Engineer Marina Sala de Medeiros, together with the research group of Purdue University – in West Lafayette, in the state of Indiana – worked on the development of an electronic paper keyboard, not powered by batteries but by the touch of the finger of the user . There are certainly several research groups dedicated to the development of electronic technologies on paper, but never before has anyone tried to make them resistant to water and dust .
How is this paper keyboard made?
The prerogatives for the realization of this device were different. It had to be accessible to everyone, to all intents and purposes look like a simple sheet of paper, to be impermeable to water, not to get dirty easily and small enough to “fit in your pocket”, says the engineer. The first idea was to use perfluorinated compounds – (PFC), which have exceptional hydrophobicity .
With no small surprise, however, the keyboard produced in this way was greatly affected by the attack of water molecules and was completely impregnated with it. Something was definitely not right, so the engineering team went to work trying to figure out what had gone wrong.
After careful analysis, they realized that the compound under analysis reacted when exposed to air.
Once the problem was found, the solution was found: use more chemicals and special equipment that would not allow air to enter the tubes.
Et voila! The small paper pocket keyboard is ready.
How does it power itself without using the battery?
The electronic circuit was made on the back of the sheet, through several layers of material, two of which containing tiny nickel particles. The last layer, on the other hand, was designed with a material very similar to Teflon.

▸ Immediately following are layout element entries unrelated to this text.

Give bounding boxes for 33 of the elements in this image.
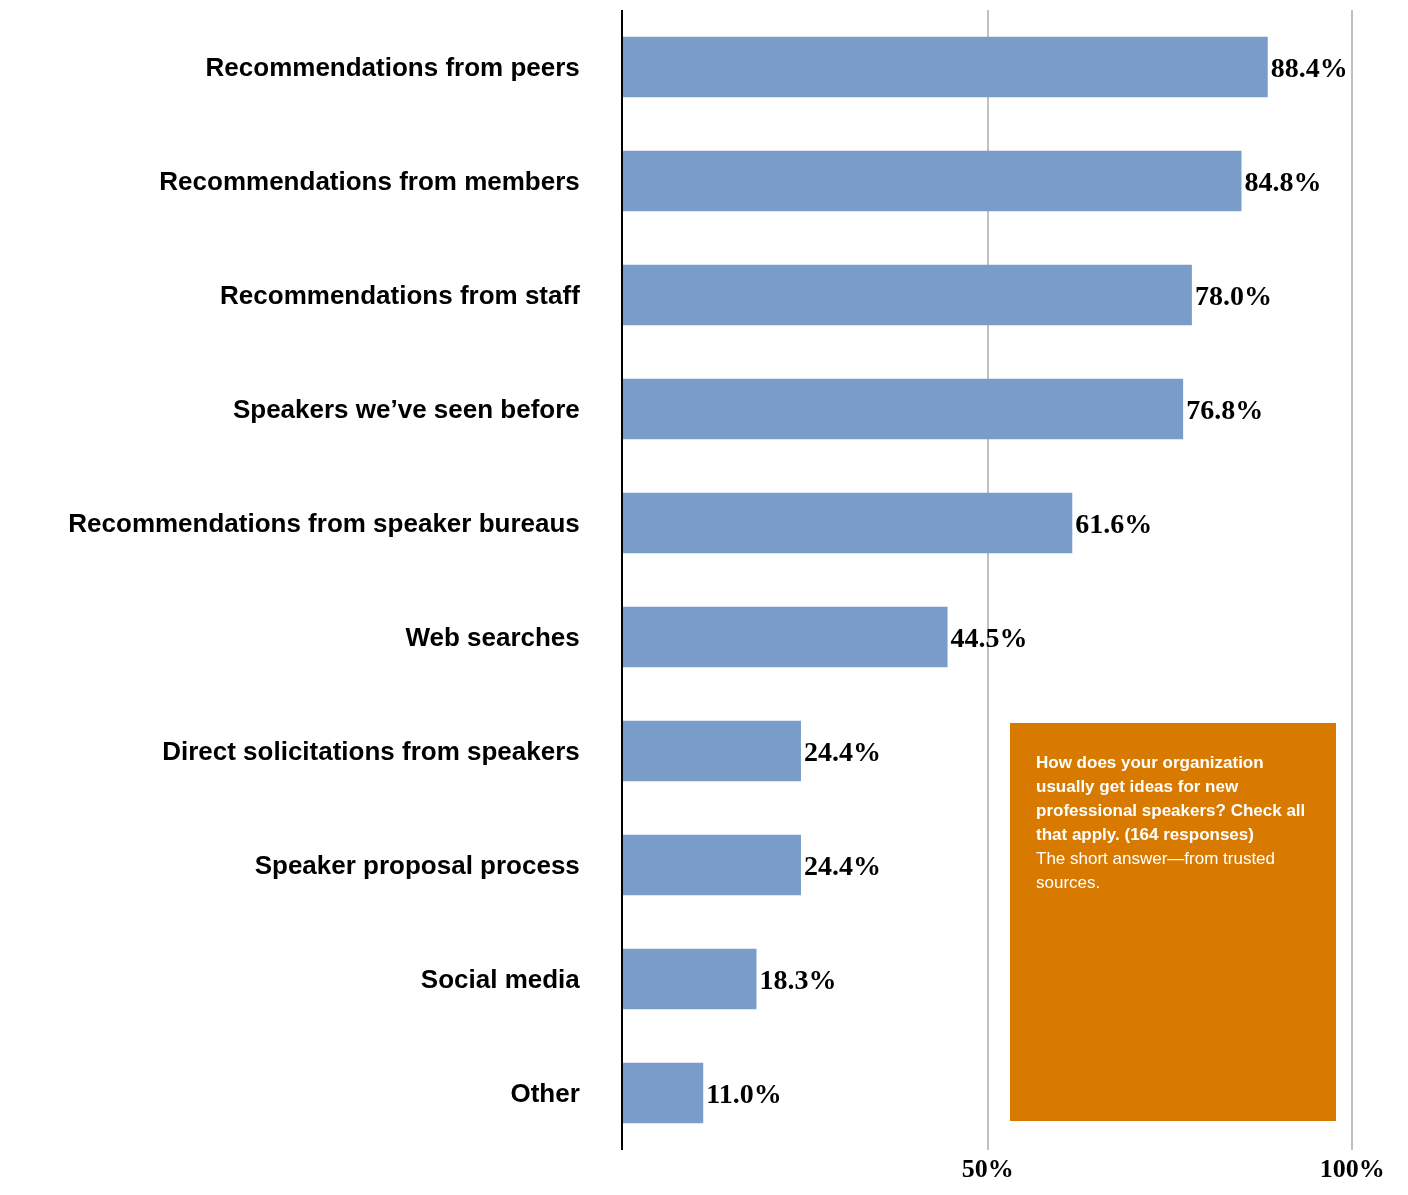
bar [623, 720, 801, 782]
data-label: 76.8% [1186, 393, 1264, 425]
data-label: 11.0% [706, 1077, 782, 1109]
bar [623, 36, 1268, 98]
x-tick-label: 100% [1319, 1154, 1385, 1183]
bar [623, 948, 757, 1010]
y-tick-label: Speaker proposal process [254, 850, 580, 881]
data-label: 61.6% [1075, 507, 1153, 539]
y-tick-label: Web searches [405, 622, 580, 653]
bar [623, 378, 1184, 440]
bar [623, 1062, 704, 1124]
data-label: 84.8% [1244, 165, 1322, 197]
y-tick-label: Speakers we’ve seen before [232, 394, 580, 425]
data-label: 88.4% [1270, 51, 1348, 83]
data-label: 24.4% [803, 849, 881, 881]
bar [623, 492, 1073, 554]
y-tick-label: Other [510, 1078, 580, 1109]
y-tick-label: Recommendations from peers [205, 52, 580, 83]
data-label: 24.4% [803, 735, 881, 767]
y-tick-label: Recommendations from members [159, 166, 580, 197]
bar [623, 834, 801, 896]
y-tick-label: Recommendations from speaker bureaus [68, 508, 580, 539]
x-tick-label: 50% [961, 1154, 1014, 1183]
data-label: 18.3% [759, 963, 837, 995]
bar [623, 264, 1192, 326]
data-label: 44.5% [950, 621, 1028, 653]
y-tick-label: Social media [420, 964, 581, 995]
text-card: How does your organization usually get ideas for new professional speakers? Check all that apply. (164 responses) The short answer—from trusted sources. [1010, 723, 1336, 1121]
data-label: 78.0% [1194, 279, 1272, 311]
bar [623, 150, 1242, 212]
y-tick-label: Recommendations from staff [220, 280, 581, 311]
bar [623, 606, 948, 668]
y-tick-label: Direct solicitations from speakers [162, 736, 580, 767]
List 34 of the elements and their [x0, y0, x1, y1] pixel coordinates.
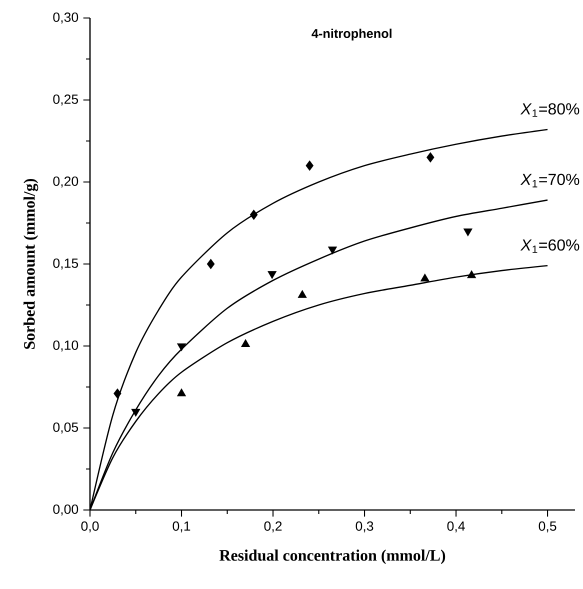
- point: [177, 388, 186, 396]
- point: [328, 246, 337, 254]
- point: [306, 160, 314, 171]
- text: 4-nitrophenol: [312, 28, 392, 41]
- y-axis-title: Sorbed amount (mmol/g): [24, 178, 38, 349]
- y-tick-label: 0,15: [53, 258, 78, 270]
- point: [464, 228, 472, 236]
- point: [426, 152, 434, 162]
- x-tick-label: 0,2: [264, 521, 282, 532]
- series-label: X$_{1}$=60%: [520, 239, 580, 253]
- x-tick-label: 0,3: [356, 521, 374, 532]
- point: [177, 343, 186, 352]
- series-label: X$_{1}$=80%: [520, 103, 580, 117]
- x-tick-label: 0,5: [538, 521, 556, 532]
- point: [467, 270, 476, 278]
- point: [298, 290, 307, 298]
- point: [114, 388, 122, 399]
- x-axis-title: Residual concentration (mmol/L): [219, 550, 446, 564]
- point: [420, 274, 430, 282]
- series-label: X$_{1}$=70%: [520, 174, 580, 188]
- x-tick-label: 0,4: [447, 521, 465, 532]
- x-tick-label: 0,1: [172, 521, 190, 532]
- point: [131, 408, 140, 417]
- point: [241, 339, 250, 348]
- y-tick-label: 0,30: [53, 12, 78, 24]
- y-tick-label: 0,20: [53, 176, 78, 188]
- point: [250, 210, 258, 220]
- point: [206, 258, 215, 270]
- x-tick-label: 0,0: [81, 521, 99, 532]
- y-tick-label: 0,25: [53, 94, 78, 106]
- y-tick-label: 0,05: [53, 422, 78, 434]
- y-tick-label: 0,10: [53, 340, 78, 352]
- y-tick-label: 0,00: [53, 504, 78, 516]
- point: [268, 271, 277, 279]
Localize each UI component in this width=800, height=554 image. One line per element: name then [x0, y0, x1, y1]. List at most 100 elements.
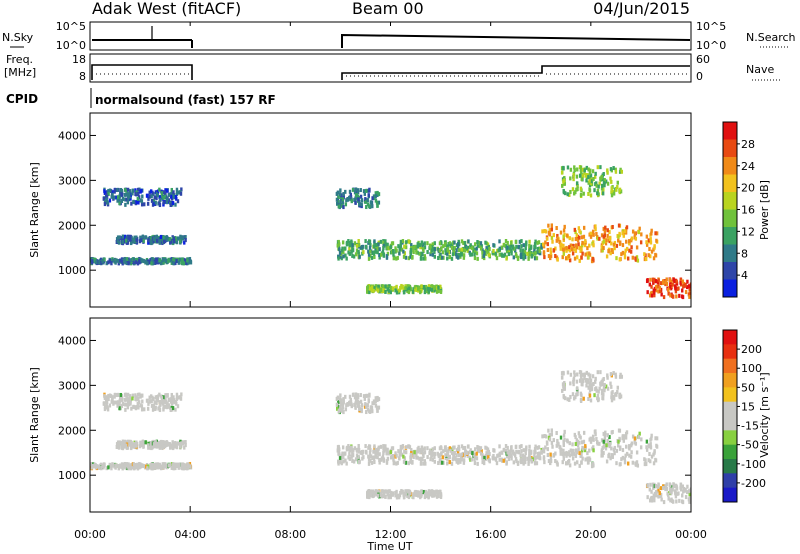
velocity-echo-cell	[148, 399, 152, 404]
power-echo-cell	[556, 257, 559, 262]
power-echo-cell	[614, 167, 617, 172]
velocity-echo-cell	[149, 394, 153, 399]
velocity-echo-cell	[402, 492, 405, 497]
power-echo-cell	[386, 245, 389, 250]
power-echo-cell	[438, 241, 442, 246]
power-echo-cell	[381, 289, 385, 294]
power-echo-cell	[120, 199, 124, 204]
power-echo-cell	[652, 280, 655, 285]
velocity-echo-cell	[484, 445, 487, 450]
power-echo-cell	[600, 186, 604, 191]
velocity-echo-cell	[336, 406, 339, 411]
velocity-echo-cell	[451, 457, 455, 462]
power-echo-cell	[384, 242, 388, 247]
power-echo-cell	[374, 194, 377, 199]
time-tick-label: 04:00	[174, 528, 206, 541]
velocity-echo-cell	[573, 396, 576, 401]
velocity-echo-cell	[425, 493, 429, 498]
velocity-echo-cell	[441, 460, 444, 465]
power-echo-cell	[529, 245, 533, 250]
power-echo-cell	[175, 240, 179, 245]
power-echo-cell	[570, 247, 574, 252]
power-echo-cell	[127, 261, 130, 266]
velocity-echo-cell	[392, 461, 396, 466]
velocity-echo-cell	[357, 448, 361, 453]
velocity-echo-cell	[601, 396, 605, 401]
power-echo-cell	[135, 238, 138, 243]
velocity-echo-cell	[424, 461, 427, 466]
velocity-echo-cell	[620, 374, 624, 379]
velocity-echo-cell	[564, 396, 567, 401]
velocity-echo-cell	[578, 450, 581, 455]
power-echo-cell	[571, 187, 575, 192]
power-echo-cell	[378, 247, 381, 252]
velocity-echo-cell	[476, 445, 479, 450]
power-echo-cell	[654, 253, 658, 258]
velocity-echo-cell	[128, 397, 131, 402]
velocity-echo-cell	[115, 463, 118, 468]
power-echo-cell	[663, 279, 666, 284]
power-echo-cell	[580, 177, 583, 182]
power-echo-cell	[549, 250, 553, 255]
power-echo-cell	[598, 181, 601, 186]
velocity-echo-cell	[400, 452, 404, 457]
velocity-echo-cell	[348, 394, 352, 399]
velocity-echo-cell	[132, 444, 135, 449]
power-echo-cell	[581, 251, 584, 256]
velocity-echo-cell	[367, 398, 370, 403]
power-echo-cell	[592, 232, 595, 237]
velocity-echo-cell	[571, 442, 574, 447]
velocity-echo-cell	[430, 453, 434, 458]
power-echo-cell	[365, 199, 368, 204]
velocity-echo-cell	[118, 398, 122, 403]
velocity-echo-cell	[180, 392, 183, 397]
nsearch-tick-top: 10^5	[696, 20, 726, 33]
power-echo-cell	[166, 188, 169, 193]
velocity-echo-cell	[351, 453, 355, 458]
velocity-echo-cell	[507, 457, 511, 462]
velocity-echo-cell	[573, 432, 577, 437]
power-echo-cell	[560, 166, 564, 171]
velocity-echo-cell	[504, 443, 508, 448]
power-echo-cell	[183, 258, 187, 263]
power-echo-cell	[438, 248, 441, 253]
power-echo-cell	[606, 168, 609, 173]
velocity-echo-cell	[519, 457, 523, 462]
velocity-echo-cell	[103, 394, 106, 399]
velocity-echo-cell	[596, 370, 599, 375]
power-echo-cell	[103, 257, 106, 262]
velocity-echo-cell	[376, 395, 379, 400]
velocity-echo-cell	[609, 456, 612, 461]
power-echo-cell	[158, 187, 161, 192]
velocity-echo-cell	[342, 459, 345, 464]
velocity-echo-cell	[420, 489, 423, 494]
velocity-echo-cell	[650, 489, 653, 494]
velocity-echo-cell	[172, 395, 175, 400]
velocity-echo-cell	[130, 440, 133, 445]
power-echo-cell	[431, 252, 435, 257]
power-echo-cell	[585, 165, 589, 170]
velocity-echo-cell	[433, 454, 436, 459]
power-echo-cell	[530, 253, 534, 258]
velocity-echo-cell	[576, 460, 579, 465]
velocity-echo-cell	[358, 404, 361, 409]
power-echo-cell	[566, 165, 570, 170]
power-echo-cell	[132, 257, 136, 262]
power-echo-cell	[135, 200, 139, 205]
velocity-echo-cell	[370, 406, 373, 411]
power-echo-cell	[357, 249, 360, 254]
velocity-echo-cell	[371, 456, 374, 461]
power-echo-cell	[482, 254, 486, 259]
velocity-echo-cell	[602, 439, 605, 444]
power-echo-cell	[402, 249, 405, 254]
power-echo-cell	[159, 234, 163, 239]
power-echo-cell	[167, 198, 171, 203]
power-echo-cell	[416, 244, 420, 249]
power-echo-cell	[173, 258, 177, 263]
power-echo-cell	[582, 225, 586, 230]
velocity-echo-cell	[344, 458, 347, 463]
power-echo-cell	[605, 254, 609, 259]
velocity-echo-cell	[624, 453, 627, 458]
power-echo-cell	[524, 242, 528, 247]
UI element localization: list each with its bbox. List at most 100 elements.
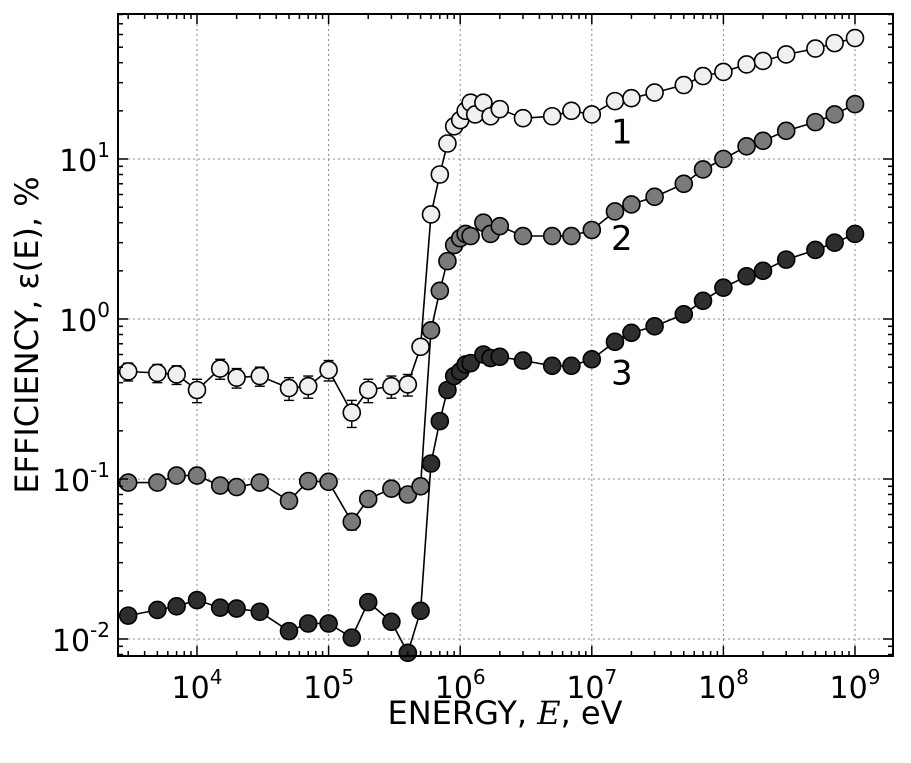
series-3-point xyxy=(845,224,865,244)
series-3-point xyxy=(714,278,733,297)
x-tick-base: 10 xyxy=(435,671,473,706)
series-1-point xyxy=(430,165,450,184)
y-tick-exponent: 1 xyxy=(97,138,110,162)
x-tick-exponent: 4 xyxy=(210,665,223,689)
series-2-point xyxy=(298,471,318,491)
series-3-point xyxy=(825,233,844,252)
series-2-point xyxy=(845,94,865,114)
series-2-point xyxy=(461,226,480,246)
x-tick-label: 108 xyxy=(698,665,749,706)
x-axis-title-symbol: E xyxy=(536,694,560,732)
series-1-point xyxy=(319,360,338,380)
series-1-point xyxy=(490,99,510,119)
series-3-point xyxy=(753,261,773,281)
y-tick-exponent: -2 xyxy=(90,618,110,642)
series-2-point xyxy=(167,466,186,485)
series-3-point xyxy=(645,317,664,336)
series-3-point xyxy=(693,291,713,311)
series-3-point xyxy=(118,606,138,625)
series-2-point xyxy=(438,251,457,271)
series-2-point xyxy=(605,202,625,221)
series-2-point xyxy=(753,131,773,151)
series-1-point xyxy=(421,205,441,224)
series-1-point xyxy=(776,45,796,64)
series-annotation-1: 1 xyxy=(611,112,633,152)
series-1-point xyxy=(210,359,230,378)
series-3-point xyxy=(298,614,318,633)
series-2-point xyxy=(737,137,756,156)
series-1-point xyxy=(714,62,733,82)
series-1-point xyxy=(358,380,378,400)
series-2-point xyxy=(825,105,844,124)
series-1-point xyxy=(411,337,430,357)
series-3-point xyxy=(358,592,378,612)
series-2-point xyxy=(279,491,299,511)
x-tick-label: 107 xyxy=(566,665,617,706)
y-tick-label: 10-1 xyxy=(52,458,110,499)
series-2-point xyxy=(714,149,733,169)
series-3-point xyxy=(513,351,533,370)
series-1-point xyxy=(605,91,625,111)
series-1-point xyxy=(298,376,318,396)
y-axis-title: EFFICIENCY, ε(E), % xyxy=(8,176,46,493)
series-1-point xyxy=(438,134,457,153)
series-annotation-3: 3 xyxy=(611,353,633,393)
series-3-point xyxy=(605,332,625,352)
series-1-point xyxy=(622,88,641,108)
series-2-point xyxy=(645,187,664,207)
series-1-point xyxy=(674,75,694,95)
series-1-point xyxy=(382,376,401,396)
x-axis-title-part: ENERGY, xyxy=(388,694,538,732)
y-tick-base: 10 xyxy=(52,624,90,659)
series-1 xyxy=(118,28,865,429)
series-3-point xyxy=(210,598,230,617)
series-1-point xyxy=(542,106,562,126)
series-2-point xyxy=(411,477,430,496)
x-tick-base: 10 xyxy=(566,671,604,706)
series-3-point xyxy=(187,590,207,610)
grid-lines xyxy=(118,14,893,656)
series-2-point xyxy=(421,320,441,340)
series-1-point xyxy=(118,362,138,381)
series-2-point xyxy=(342,512,362,532)
series-1-point xyxy=(513,108,533,128)
series-3-point xyxy=(319,614,338,633)
x-tick-base: 10 xyxy=(303,671,341,706)
series-3-point xyxy=(582,349,602,369)
series-3-point xyxy=(461,353,480,373)
x-tick-base: 10 xyxy=(172,671,210,706)
y-tick-base: 10 xyxy=(59,304,97,339)
x-tick-exponent: 6 xyxy=(473,665,486,689)
x-axis-title-part: , eV xyxy=(561,694,623,732)
x-tick-base: 10 xyxy=(698,671,736,706)
series-3-point xyxy=(342,628,362,647)
x-tick-exponent: 9 xyxy=(868,665,881,689)
axis-ticks xyxy=(118,13,893,656)
series-2-point xyxy=(562,226,581,246)
series-2-point xyxy=(210,476,230,495)
series-2-point xyxy=(513,226,533,246)
series-3-point xyxy=(806,240,825,260)
series-3-point xyxy=(411,601,430,621)
series-3-point xyxy=(562,356,581,376)
series-2-point xyxy=(490,216,510,236)
series-2-point xyxy=(227,477,246,497)
series-2-point xyxy=(806,112,825,132)
series-1-point xyxy=(737,55,756,74)
series-annotation-2: 2 xyxy=(611,219,633,259)
series-1-point xyxy=(148,363,167,383)
x-tick-label: 109 xyxy=(830,665,881,706)
x-tick-base: 10 xyxy=(830,671,868,706)
x-tick-exponent: 8 xyxy=(736,665,749,689)
series-1-point xyxy=(250,366,270,386)
series-1-point xyxy=(562,101,581,121)
series-2-point xyxy=(674,174,694,194)
y-tick-label: 101 xyxy=(59,138,110,179)
x-tick-exponent: 5 xyxy=(341,665,354,689)
series-3-point xyxy=(776,250,796,269)
series-3-point xyxy=(737,266,756,286)
series-1-point xyxy=(187,380,207,400)
series-2-point xyxy=(582,220,602,240)
series-2-point xyxy=(148,473,167,492)
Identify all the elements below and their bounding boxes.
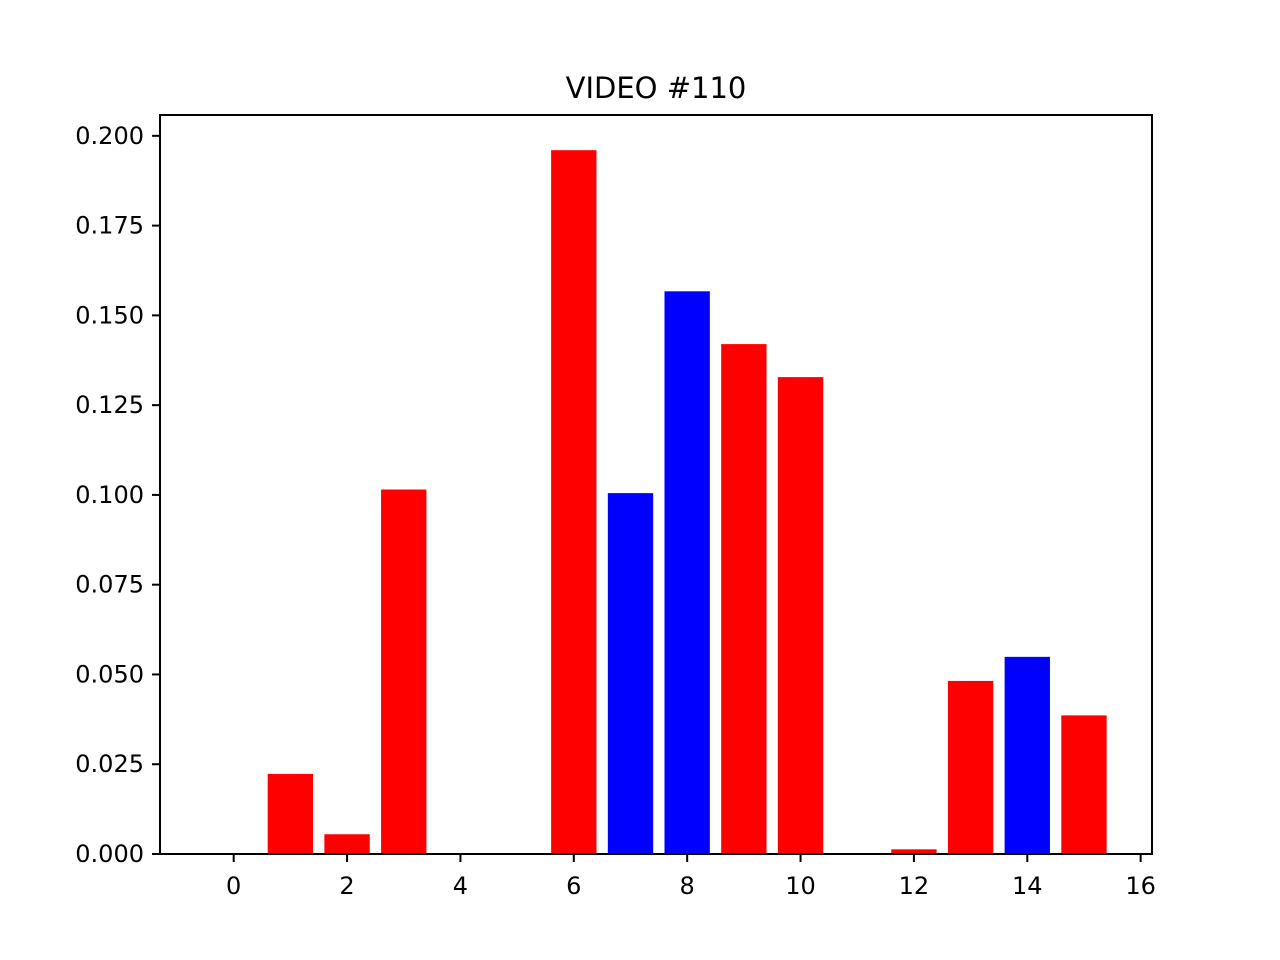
- y-tick-label: 0.050: [75, 660, 144, 688]
- bar-x2: [324, 834, 370, 854]
- bar-x9: [721, 344, 767, 854]
- bar-x6: [551, 150, 597, 854]
- bar-x12: [891, 849, 937, 854]
- y-tick-label: 0.150: [75, 301, 144, 329]
- x-tick-label: 12: [899, 872, 930, 900]
- bar-x14: [1004, 656, 1050, 854]
- plot-frame: [159, 114, 1153, 855]
- bar-x8: [664, 291, 710, 854]
- x-tick-label: 4: [453, 872, 468, 900]
- x-tick-label: 2: [339, 872, 354, 900]
- bar-x1: [267, 773, 314, 854]
- x-tick-label: 16: [1125, 872, 1156, 900]
- y-axis: 0.000 0.025 0.050 0.075 0.100 0.125 0.150 0.175…: [75, 122, 160, 868]
- y-tick-label: 0.075: [75, 571, 144, 599]
- bar-x3: [381, 489, 427, 854]
- chart-title: VIDEO #110: [566, 71, 747, 105]
- bars-layer: [267, 150, 1107, 854]
- bar-x15: [1061, 715, 1107, 854]
- x-tick-label: 14: [1012, 872, 1043, 900]
- bar-x7: [607, 493, 654, 854]
- y-tick-label: 0.125: [75, 391, 144, 419]
- bar-x13: [947, 680, 994, 854]
- y-tick-label: 0.200: [75, 122, 144, 150]
- y-tick-label: 0.025: [75, 750, 144, 778]
- x-tick-label: 8: [680, 872, 695, 900]
- x-tick-label: 0: [226, 872, 241, 900]
- x-tick-label: 6: [566, 872, 581, 900]
- x-tick-label: 10: [785, 872, 816, 900]
- y-tick-label: 0.100: [75, 481, 144, 509]
- y-tick-label: 0.000: [75, 840, 144, 868]
- bar-x10: [777, 377, 824, 854]
- y-tick-label: 0.175: [75, 212, 144, 240]
- x-axis: 0 2 4 6 8 10 12 14 16: [226, 854, 1156, 900]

Once the circuit was completed, the engineering team flipped the sheet over so they could print the numeric keyboard and finally added a small Bluetooth chip to allow the device to communicate with a computer.
At the touch of the keypad with a finger, a triboelectric energy is generated, that is a phenomenon that consists in the generation of a voltage when two different materials rub each other. To be clear, it is the same phenomenon that generates static adherence in clothes. In this case, however, the pressure of the fingers and its rubbing on the layers of material generates an amount of energy equal to about 20 volts , just enough to be able to transfer the information to the Bluetooth chip and display the number typed on the monitor of the computer.
What can we expect in the future?
This type of innovation can only be a turning point in several areas. Just think that with paper electronics it will be possible to develop sensors capable of being printed on banknotes in order to prevent counterfeiting. The same can be done to monitor the temperature of drugs and foods and determine if they are still safe to use.
There is still a lot to discover but the possibility of actively interacting with a “simple” sheet of paper leaves room for a field of imagination that is difficult to contain.
And it is the imagination that we need, the one that makes everyone go back to being a little child in a world that sometimes lets us forget its magic.